Higher Impedance MC Carts on Transimpedance Stages?

Hagtech, In your equation, I assume R is the internal resistance of the cartridge and L is the cartridge inductance. Since you speak of "bandwidth", "f" must be bandwidth. Further I assume R is in ohms and L is in henries. I must have something wrong, because if those assumptions are correct, then LOMCs with high internal R (>>10 ohms), like the Kiseki, would have much greater bandwidth than a typical LOMC with an internal R of ~10 or less. This happens because LOMCs have very low inductance, usually less than 50 microhenries, and therefore the denominator is always going to <<1.0. Further, I would think an equation to determine bandwidth resulting from a specific match between cartridge and phono would have to include parameters of both the cartridge and the phono stage.

For example, the Kiseki with an internal resistance of 40 ohms and an inductance of say 50 microhenries or .000050 Henries (cannot find the actual value on line) would have a bandwidth in excess of 100KHz. Whereas a more typical LOMC with an internal R of 4 ohms and similar inductance would have a ten-fold narrower bandwidth.  Even if such a cartridge has also a lower inductance, that would not help much; the predicted value for f would still be well below 100kHz.

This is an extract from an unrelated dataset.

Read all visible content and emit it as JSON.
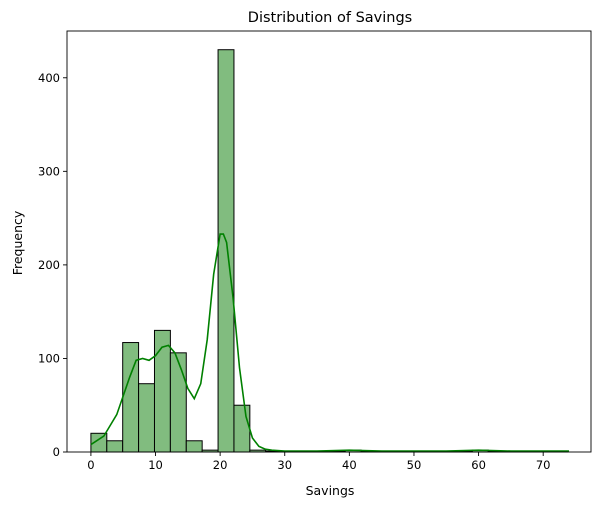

Thanks to everyone who has contributed to the thread so far. The explanations and the equations provided are very helpful in understanding how to find a good match.

@hagtech, I'm curious to your response on lewm's reply as I can see where the way you're calculating bandwidth may not be accurate.

I did see on Steve Hoffman Forums that there is a user using a BMC with a different Kiseki cartridge also with 40 Ohm impedance and doesn't seem to be experiencing any issues with it. It may be that Kiseki has lower than typical inductance?

It's a shame that cartridge manufacturers do not provide all the specs an end user may need to make better-informed decisions.

The inductance of an LOMC is trivial, in the sense that it’s very low, on the order of 1000 times lower than MI which is already much lower than MM. Your acquaintance is probably happy because it works and he has yet to try an LOMC with truly low internal resistance. I feel that I must be misinterpreting Hagtech’d equation .

There is no real contribution from phonostage, since it appears as a dead short, we are talking transimpedance, right?

Nevertheless, first order bandwidth rolloff is from L/R ratio of cart (and tonearm wire). Think current, not voltage.

I know it may feel counter-intuitive, but what is happening here is a sacrifice between output amplitude (maximum current) and bandwidth.